Single fringe projection profilometry based on sinusoidal intensity normalization and subpixel fitting

A novel fringe projection profilometry using a single sinusoidal fringe pattern projected is proposed. Computer-generated sinusoidal fringe and uniform intensity patterns are firstly projected on a testing object by a liquid crystal display projector. The variable reflection intensity of a fringe pattern is then roughly normalized by division operation applied to the grabbed fringe and uniform intensity patterns projected. Fringe intensity is further normalized by employing an interpolation algorithm. The deformed sinusoidal pattern encoding object shape is converted to a wrapped phase map without using phase-shifting or Fourier transform. Computer simulation and experimental performance are evaluated to demonstrate the validity of the proposed method.

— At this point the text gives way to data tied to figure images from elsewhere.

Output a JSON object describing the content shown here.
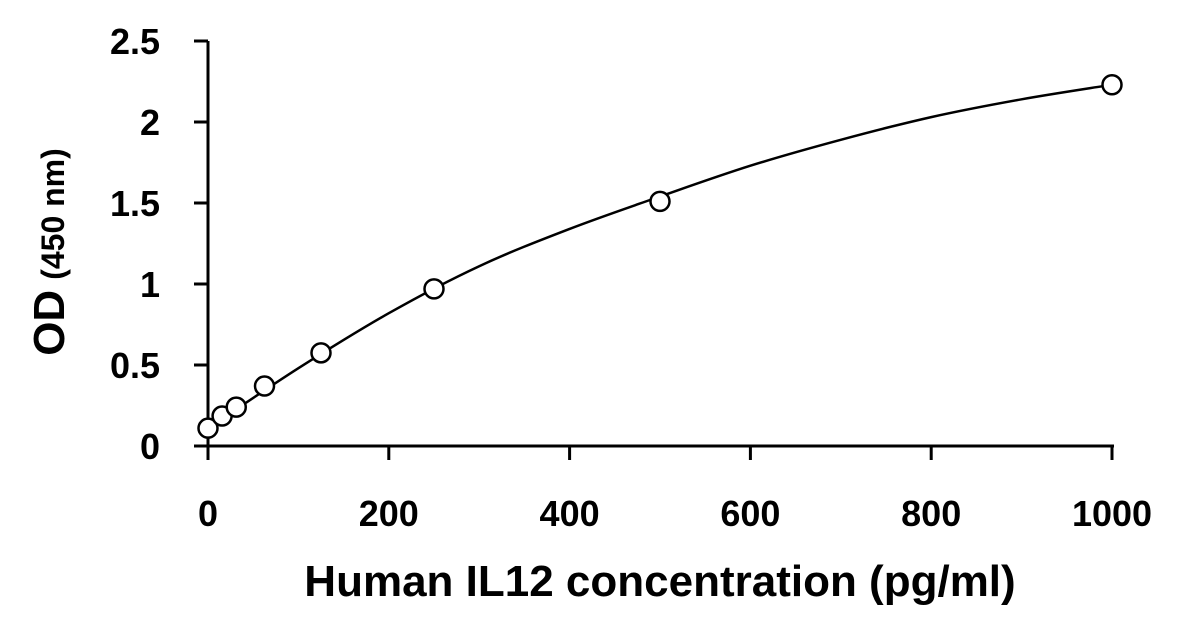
{
  "chart_data": {
    "type": "scatter",
    "title": "",
    "xlabel": "Human IL12 concentration (pg/ml)",
    "ylabel_main": "OD",
    "ylabel_unit": "(450 nm)",
    "xlim": [
      0,
      1000
    ],
    "ylim": [
      0,
      2.5
    ],
    "x_ticks": [
      0,
      200,
      400,
      600,
      800,
      1000
    ],
    "y_ticks": [
      0,
      0.5,
      1,
      1.5,
      2,
      2.5
    ],
    "x_tick_labels": [
      "0",
      "200",
      "400",
      "600",
      "800",
      "1000"
    ],
    "y_tick_labels": [
      "0",
      "0.5",
      "1",
      "1.5",
      "2",
      "2.5"
    ],
    "grid": false,
    "legend": "none",
    "series": [
      {
        "marker": "open-circle",
        "x": [
          0,
          15.6,
          31.25,
          62.5,
          125,
          250,
          500,
          1000
        ],
        "y": [
          0.11,
          0.185,
          0.24,
          0.37,
          0.575,
          0.97,
          1.51,
          2.23
        ]
      }
    ],
    "fit_curve": {
      "type": "smooth",
      "x": [
        0,
        100,
        200,
        300,
        400,
        500,
        600,
        700,
        800,
        900,
        1000
      ],
      "y": [
        0.11,
        0.48,
        0.82,
        1.11,
        1.34,
        1.54,
        1.73,
        1.89,
        2.03,
        2.14,
        2.23
      ]
    },
    "colors": {
      "marker": "#000000",
      "curve": "#000000",
      "axis": "#000000"
    }
  }
}
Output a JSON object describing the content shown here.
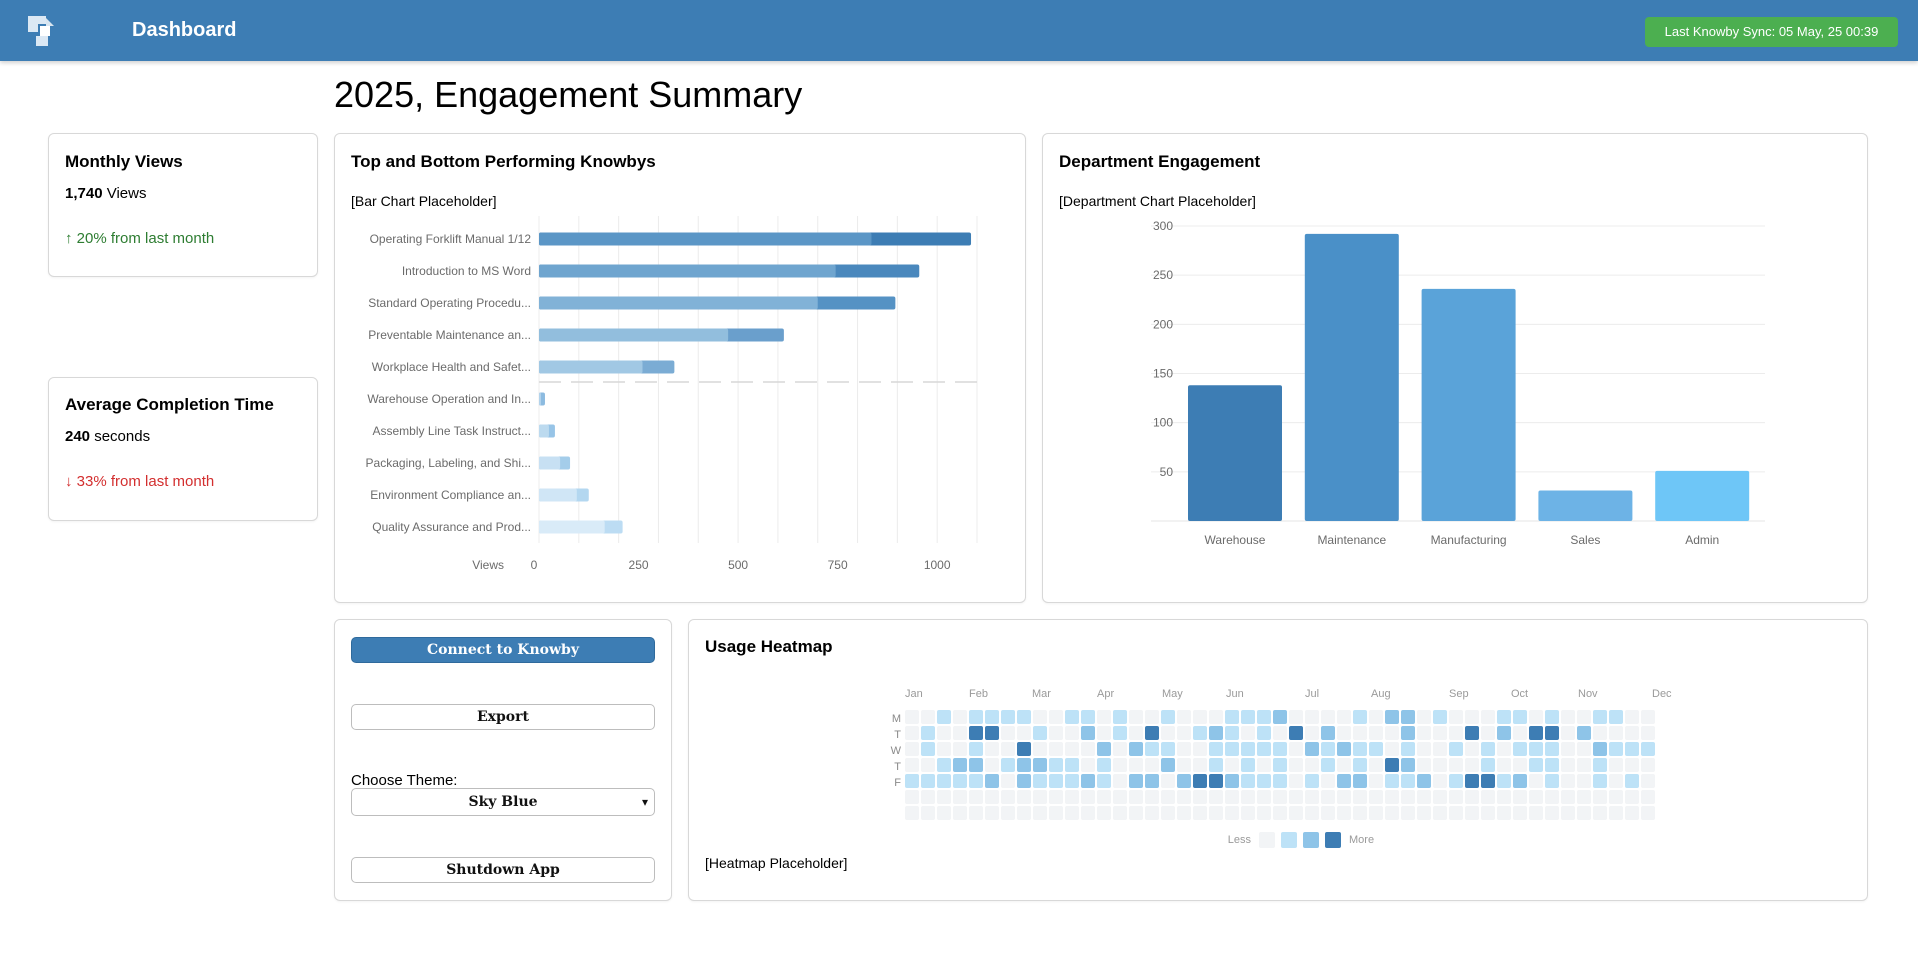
{
  "header": {
    "title": "Dashboard",
    "sync_label": "Last Knowby Sync: 05 May, 25 00:39",
    "logo_icon": "knowby-logo-icon"
  },
  "page_title": "2025, Engagement Summary",
  "monthly_views": {
    "title": "Monthly Views",
    "value": "1,740",
    "unit": "Views",
    "delta": "↑ 20% from last month"
  },
  "avg_completion": {
    "title": "Average Completion Time",
    "value": "240",
    "unit": "seconds",
    "delta": "↓ 33% from last month"
  },
  "top_bottom": {
    "title": "Top and Bottom Performing Knowbys",
    "placeholder": "[Bar Chart Placeholder]"
  },
  "department": {
    "title": "Department Engagement",
    "placeholder": "[Department Chart Placeholder]"
  },
  "actions": {
    "connect_label": "Connect to Knowby",
    "export_label": "Export",
    "theme_label": "Choose Theme:",
    "theme_value": "Sky Blue",
    "shutdown_label": "Shutdown App"
  },
  "heatmap": {
    "title": "Usage Heatmap",
    "placeholder": "[Heatmap Placeholder]",
    "legend_less": "Less",
    "legend_more": "More"
  },
  "colors": {
    "header": "#3d7db4",
    "sync_badge": "#4caf50",
    "up": "#2e7d32",
    "down": "#d32f2f"
  },
  "chart_data": [
    {
      "type": "bar",
      "orientation": "horizontal",
      "categories": [
        "Operating Forklift Manual 1/12",
        "Introduction to MS Word",
        "Standard Operating Procedu...",
        "Preventable Maintenance an...",
        "Workplace Health and Safet...",
        "Warehouse Operation and In...",
        "Assembly Line Task Instruct...",
        "Packaging, Labeling, and Shi...",
        "Environment Compliance an...",
        "Quality Assurance and Prod..."
      ],
      "series": [
        {
          "values": [
            1085,
            955,
            895,
            615,
            340,
            15,
            40,
            78,
            125,
            210
          ]
        },
        {
          "values": [
            250,
            210,
            195,
            140,
            80,
            10,
            15,
            25,
            30,
            45
          ]
        }
      ],
      "xlabel": "Views",
      "xticks": [
        0,
        250,
        500,
        750,
        1000
      ],
      "xlim": [
        0,
        1100
      ]
    },
    {
      "type": "bar",
      "categories": [
        "Warehouse",
        "Maintenance",
        "Manufacturing",
        "Sales",
        "Admin"
      ],
      "values": [
        138,
        292,
        236,
        31,
        51
      ],
      "yticks": [
        50,
        100,
        150,
        200,
        250,
        300
      ],
      "ylim": [
        0,
        300
      ],
      "colors": [
        "#3d7db4",
        "#4a90c8",
        "#5aa3d9",
        "#6db3e6",
        "#6ec6f7"
      ]
    },
    {
      "type": "heatmap",
      "months": [
        "Jan",
        "Feb",
        "Mar",
        "Apr",
        "May",
        "Jun",
        "Jul",
        "Aug",
        "Sep",
        "Oct",
        "Nov",
        "Dec"
      ],
      "days": [
        "M",
        "T",
        "W",
        "T",
        "F"
      ],
      "rows": [
        "00101111001101001000111200001022010001101001100",
        "01003300100201030012101030200002000302033020000",
        "01001003000020211001111102121101001010111002111",
        "00122012211010002001010100101032000010011001000",
        "11111202111210220233211101022011201331201001010",
        "00000000000000000000000000000000000000000000000",
        "00000000000000000000000000000000000000000000000"
      ],
      "levels": [
        "#f2f4f6",
        "#bde2f7",
        "#8ec4e8",
        "#3d7db4"
      ]
    }
  ]
}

The experimental results compared with those of the four-step phase-shifting and fast Fourier transform methods are also presented.

Research Highlights
► To reduce the number of fringe patterns for phase extraction and speed up the measurement, a novel fringe projection method was proposed for shape measurement. The approach needs only one deformed sinusoidal fringe patterns without phase-shifting for determination of the object shape.
► Compared with one of our previous research works [6], the present method evaluates an object’s shape based on one fringe pattern and subpixel fitting. The shape measurement is much more accurate than that using the method presented in Ref. [6].
► On the other hand, the proposed technique employs Akima interpolation for fringe intensity fitting and phase extraction on subpixel scale [10]. Only data from the next neighbor points is used to determine the coefficients of the interpolation polynomial. It obviously saves much more time than that using our previous method shown in Ref. [7]. While the latter employs a differential algorithm for phase evaluation based on global interpolation of fringe gray level on a subpixel scale.
► Compared with the Fourier transform method (FTM), the proposed method is fully automated.